Now i’ve tested rclone for data migration purposes. I need to move data between two on-premise s3-compatible storages.
rclone performed well on 10 million objects.
But the production environment has more than 1 billion objects. Two questions:
- Is rclone ready for listing and syncing such amount of objects?
- Anyone had similar experience?
- Is it possible to sync buckets that are continiously changed?
The number of files shouldn’t matter as rclone will do it in batches anyway. It should perform the same with 100,000 objects vs a billion. It’ll just take longer.
rclone will just copy the files as it progresses along. Subsequent runs will pick up any files that changed along the way.

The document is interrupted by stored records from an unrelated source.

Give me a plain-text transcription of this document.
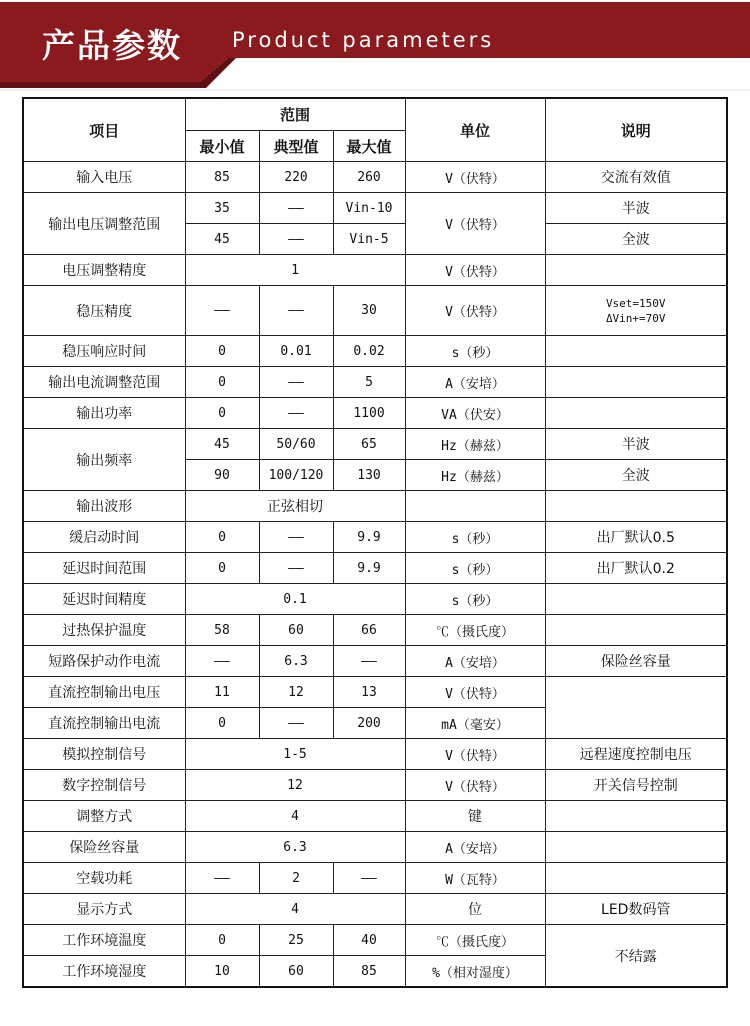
产品参数 Product parameters
项目	范围			单位	说明
	最小值	典型值	最大值		
输入电压	85	220	260	V（伏特）	交流有效值
输出电压调整范围	35	——	Vin-10	V（伏特）	半波
	45	——	Vin-5		全波
电压调整精度	1			V（伏特）	
稳压精度	——	——	30	V（伏特）	Vset=150V
ΔVin+=70V

稳压响应时间	0	0.01	0.02	s（秒）	
输出电流调整范围	0	——	5	A（安培）	
输出功率	0	——	1100	VA（伏安）	
输出频率	45	50/60	65	Hz（赫兹）	半波
	90	100/120	130	Hz（赫兹）	全波
输出波形	正弦相切				
缓启动时间	0	——	9.9	s（秒）	出厂默认0.5
延迟时间范围	0	——	9.9	s（秒）	出厂默认0.2
延迟时间精度	0.1			s（秒）	
过热保护温度	58	60	66	℃（摄氏度）	
短路保护动作电流	——	6.3	——	A（安培）	保险丝容量
直流控制输出电压	11	12	13	V（伏特）	
直流控制输出电流	0	——	200	mA（毫安）	
模拟控制信号	1-5			V（伏特）	远程速度控制电压
数字控制信号	12			V（伏特）	开关信号控制
调整方式	4			键	
保险丝容量	6.3			A（安培）	
空载功耗	——	2	——	W（瓦特）	
显示方式	4			位	LED数码管
工作环境温度	0	25	40	℃（摄氏度）	不结露
工作环境湿度	10	60	85	%（相对湿度）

It should be. The main limitation will be how many objects are in a “directory”. Rclone keeps that many in memory at once. Assuming you haven’t got all 1 billion objects in a single directory then you should be fine.
There have been reports of other huge syncs yes, but I don’t recall one at 1 billion objects before.

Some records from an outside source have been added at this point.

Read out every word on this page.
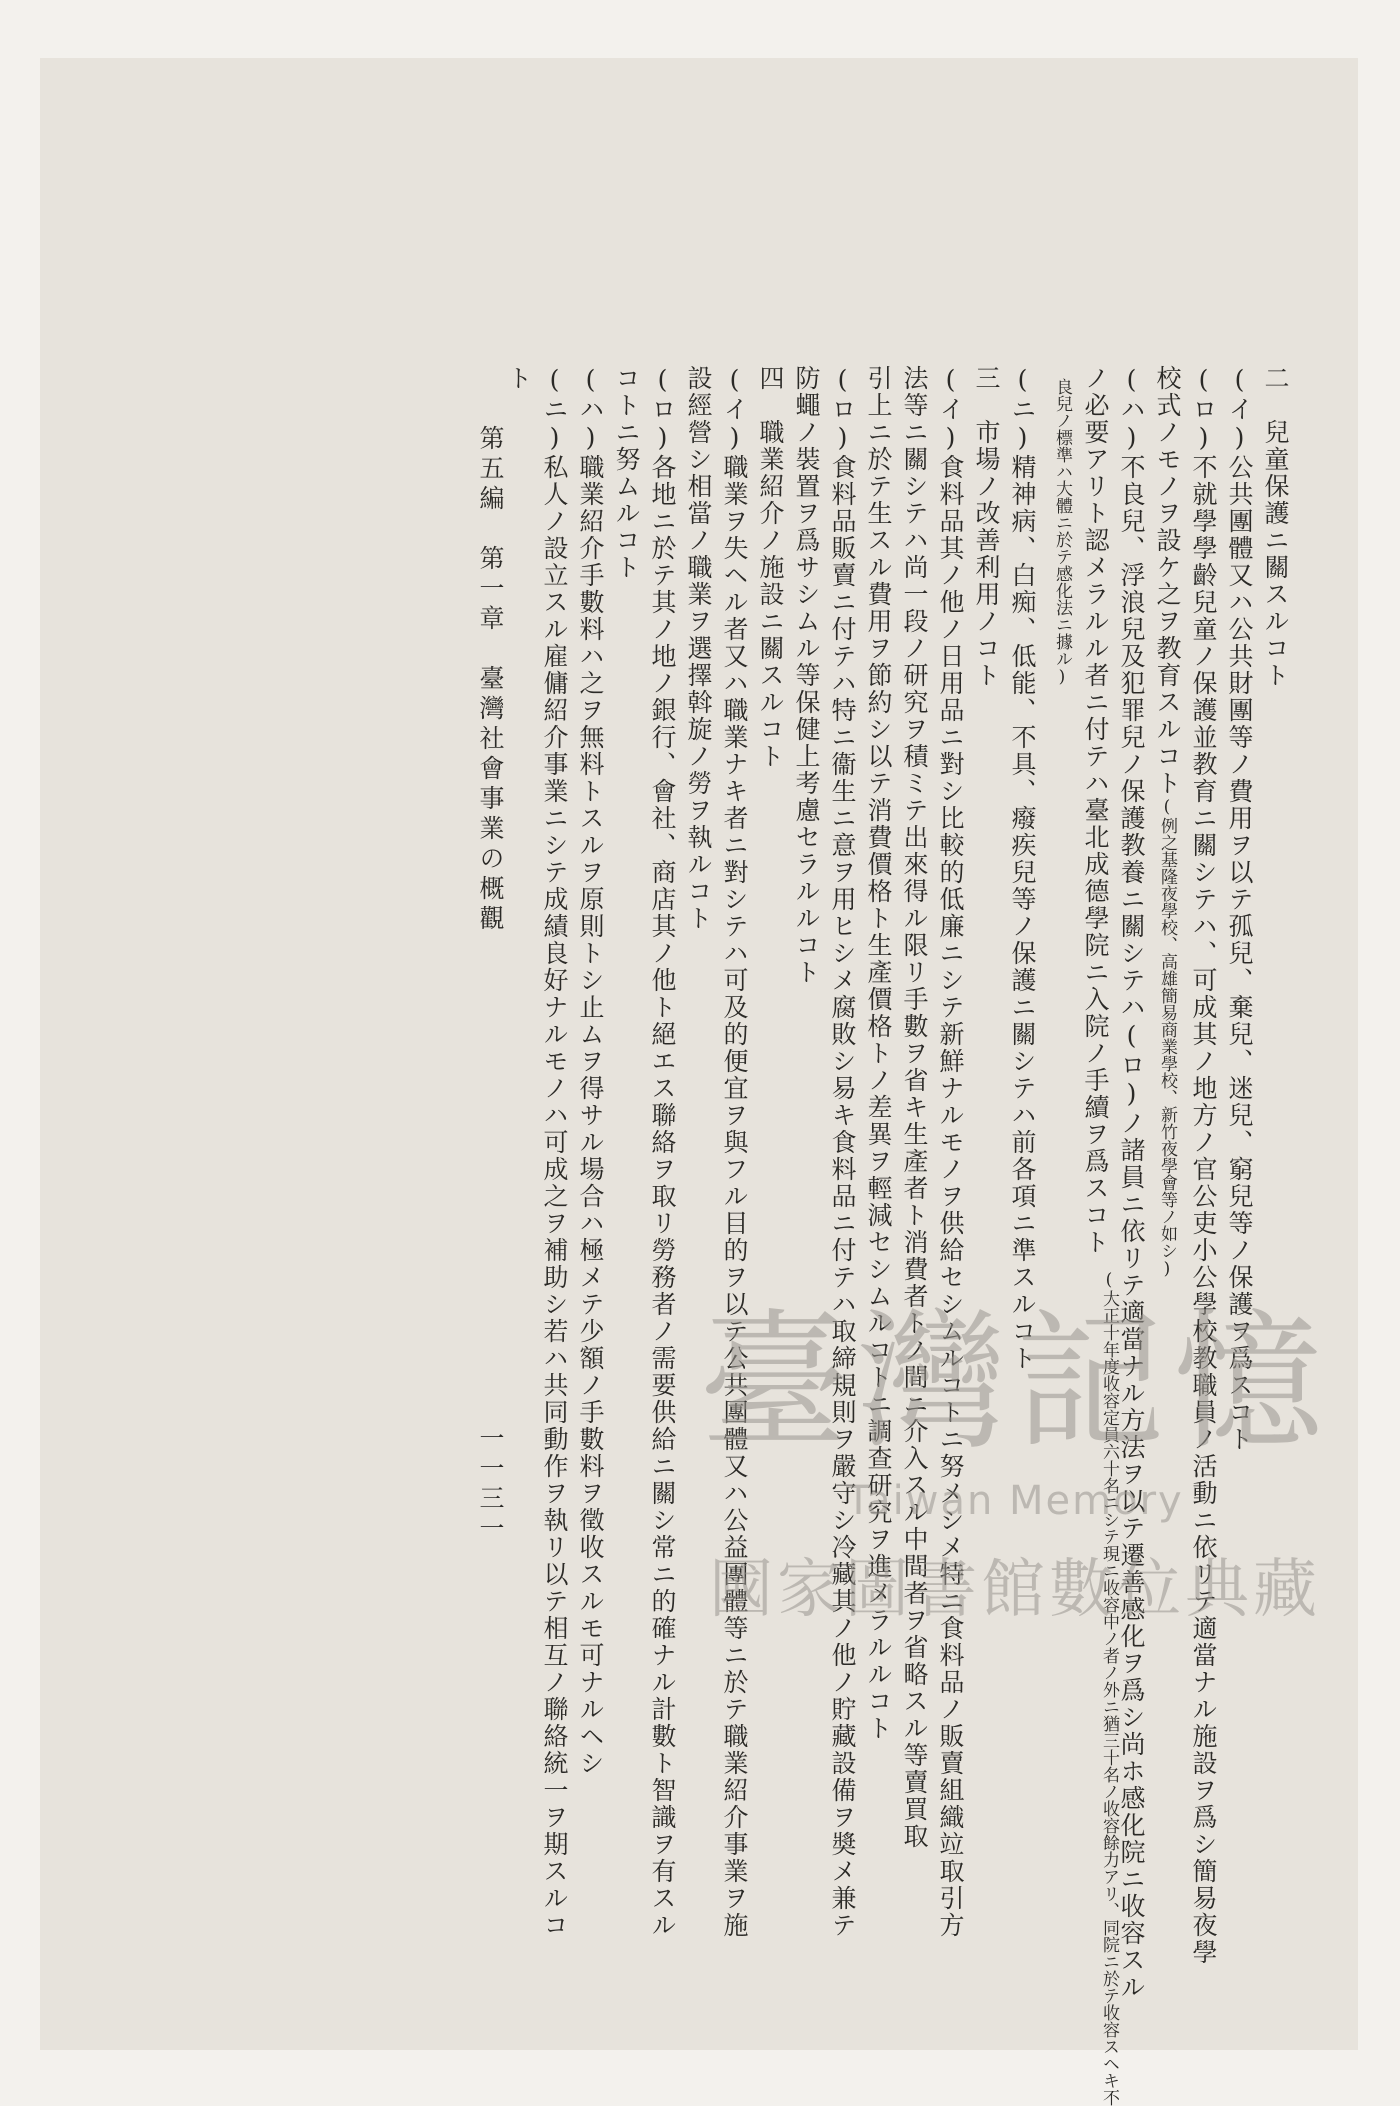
二　兒童保護ニ關スルコト
(イ)公共團體又ハ公共財團等ノ費用ヲ以テ孤兒、棄兒、迷兒、窮兒等ノ保護ヲ爲スコト
(ロ)不就學學齡兒童ノ保護並教育ニ關シテハ、可成其ノ地方ノ官公吏小公學校教職員ノ活動ニ依リテ適當ナル施設ヲ爲シ簡易夜學
校式ノモノヲ設ケ之ヲ教育スルコト(例之基隆夜學校、高雄簡易商業學校、新竹夜學會等ノ如シ)
(ハ)不良兒、浮浪兒及犯罪兒ノ保護教養ニ關シテハ(ロ)ノ諸員ニ依リテ適當ナル方法ヲ以テ遷善感化ヲ爲シ尚ホ感化院ニ收容スル
(大正十年度收容定員六十名ニシテ現ニ收容中ノ者ノ外ニ猶三十名ノ收容餘力アリ、同院ニ於テ收容スヘキ不
ノ必要アリト認メラルル者ニ付テハ臺北成德學院ニ入院ノ手續ヲ爲スコト
良兒ノ標準ハ大體ニ於テ感化法ニ據ル)
(ニ)精神病、白痴、低能、不具、癈疾兒等ノ保護ニ關シテハ前各項ニ準スルコト
三　市場ノ改善利用ノコト
(イ)食料品其ノ他ノ日用品ニ對シ比較的低廉ニシテ新鮮ナルモノヲ供給セシムルコトニ努メシメ特ニ食料品ノ販賣組織竝取引方
法等ニ關シテハ尚一段ノ研究ヲ積ミテ出來得ル限リ手數ヲ省キ生產者ト消費者トノ間ニ介入スル中間者ヲ省略スル等賣買取
引上ニ於テ生スル費用ヲ節約シ以テ消費價格ト生產價格トノ差異ヲ輕減セシムルコトニ調查研究ヲ進メラルルコト
(ロ)食料品販賣ニ付テハ特ニ衞生ニ意ヲ用ヒシメ腐敗シ易キ食料品ニ付テハ取締規則ヲ嚴守シ冷藏其ノ他ノ貯藏設備ヲ奬メ兼テ
防蠅ノ裝置ヲ爲サシムル等保健上考慮セラルルコト
四　職業紹介ノ施設ニ關スルコト
(イ)職業ヲ失ヘル者又ハ職業ナキ者ニ對シテハ可及的便宜ヲ與フル目的ヲ以テ公共團體又ハ公益團體等ニ於テ職業紹介事業ヲ施
設經營シ相當ノ職業ヲ選擇斡旋ノ勞ヲ執ルコト
(ロ)各地ニ於テ其ノ地ノ銀行、會社、商店其ノ他ト絕エス聯絡ヲ取リ勞務者ノ需要供給ニ關シ常ニ的確ナル計數ト智識ヲ有スル
コトニ努ムルコト
(ハ)職業紹介手數料ハ之ヲ無料トスルヲ原則トシ止ムヲ得サル場合ハ極メテ少額ノ手數料ヲ徵收スルモ可ナルヘシ
(ニ)私人ノ設立スル雇傭紹介事業ニシテ成績良好ナルモノハ可成之ヲ補助シ若ハ共同動作ヲ執リ以テ相互ノ聯絡統一ヲ期スルコ
ト
第五編　第一章　臺灣社會事業の概觀
一一三一
臺灣記憶
Taiwan Memory
國家圖書館數位典藏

There are certainly some optimizations you can do.
Check out –user-server-modtime and --update.
You’ll probably want to use
--checksum in your sync, or
--size-only to avoid the metadata read for the timestamp.
Yes, rclone will do its best to sync such buckets. There may be a few errors in the logs where files get deleted or changed at the wrong time but the sync will continue. You might want to set
--retries 1 so rclone doesn’t immediately retry the sync in this case - you’ll script it to run on your schedule I’d imagine.